In the light of the fact that complex passwords are not as strong as most people think, and that most password strategies inevitably lead to people following them blindly, what actually makes a good password and when is a password alone not enough?

While having a complex password is a good idea, you’re only protecting yourselves against dictionary lists or brute force cracking attempts to access your account.

Complex passwords offer zero protection should a site’s password database become compromised. Your password immediately becomes public knowledge and criminals add it to password lists that they can use when trying to use your credentials elsewhere. This is being done on a large scale, with highly efficient scripts running on pay-as-you-go cloud services. Your password can be tried out on thousands of popular websites, and millions of attempts can be made within minutes.

According to breach alerting site haveibeenpwned.com, just over five billion accounts have been hacked to date, and passwords put into the enemy domain as a consequence. The scale of password breaches is huge. When a popular site is hacked, hundreds of millions of accounts are typically compromised.

Passwords alone are simply no longer good enough, and complex password strategies do little other than give people false assurance that their accounts are safe.

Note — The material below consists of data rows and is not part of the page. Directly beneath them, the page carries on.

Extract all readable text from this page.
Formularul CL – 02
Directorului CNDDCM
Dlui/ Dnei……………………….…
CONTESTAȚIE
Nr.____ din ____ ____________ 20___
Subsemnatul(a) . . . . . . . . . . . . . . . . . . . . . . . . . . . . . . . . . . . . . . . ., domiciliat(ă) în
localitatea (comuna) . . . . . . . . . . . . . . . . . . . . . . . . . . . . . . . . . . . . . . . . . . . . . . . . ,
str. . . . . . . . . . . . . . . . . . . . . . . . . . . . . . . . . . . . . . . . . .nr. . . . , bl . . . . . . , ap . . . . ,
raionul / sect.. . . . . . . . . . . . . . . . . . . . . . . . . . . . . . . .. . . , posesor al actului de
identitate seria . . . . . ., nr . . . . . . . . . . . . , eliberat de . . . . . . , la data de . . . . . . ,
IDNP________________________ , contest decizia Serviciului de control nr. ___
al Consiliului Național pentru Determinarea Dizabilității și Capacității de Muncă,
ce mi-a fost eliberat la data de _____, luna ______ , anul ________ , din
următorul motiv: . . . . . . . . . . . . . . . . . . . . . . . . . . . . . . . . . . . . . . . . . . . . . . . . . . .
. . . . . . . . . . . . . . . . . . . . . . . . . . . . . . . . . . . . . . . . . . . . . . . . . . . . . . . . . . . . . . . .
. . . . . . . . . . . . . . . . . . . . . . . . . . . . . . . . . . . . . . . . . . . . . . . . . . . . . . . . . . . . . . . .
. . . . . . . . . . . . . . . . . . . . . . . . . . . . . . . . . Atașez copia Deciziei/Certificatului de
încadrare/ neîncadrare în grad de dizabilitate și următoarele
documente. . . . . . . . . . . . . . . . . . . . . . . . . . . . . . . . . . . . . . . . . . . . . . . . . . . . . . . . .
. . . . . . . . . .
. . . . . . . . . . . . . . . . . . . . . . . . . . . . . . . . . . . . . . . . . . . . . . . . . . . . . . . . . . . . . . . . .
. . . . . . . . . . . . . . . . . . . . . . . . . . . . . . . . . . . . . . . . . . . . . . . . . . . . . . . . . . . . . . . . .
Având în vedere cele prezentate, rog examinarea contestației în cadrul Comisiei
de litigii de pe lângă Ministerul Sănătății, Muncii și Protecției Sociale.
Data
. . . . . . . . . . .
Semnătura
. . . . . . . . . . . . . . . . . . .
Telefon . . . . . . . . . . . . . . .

“Complex password strategies do little other than give people false assurance that their accounts are safe”
Tim Holman, 2-sec

If your favourite website supports an extra level of authentication, such as using your mobile phone and sending codes to you via text messages (SMS), then use it. If it does not, then you should seriously consider not using that website or service, as it is very likely the owners have not thought through security in other areas too.

You must take steps to ensure that you are not using passwords alone on any critical site you use. With the advent of cloud services, this would include accounting software, customer relationship management (CRM) systems, file sharing services and social media. Take the time to write down every site you’ve used and take a systematic approach to removing accounts you no longer need. Then enable multifactor authentication (MFA) wherever possible.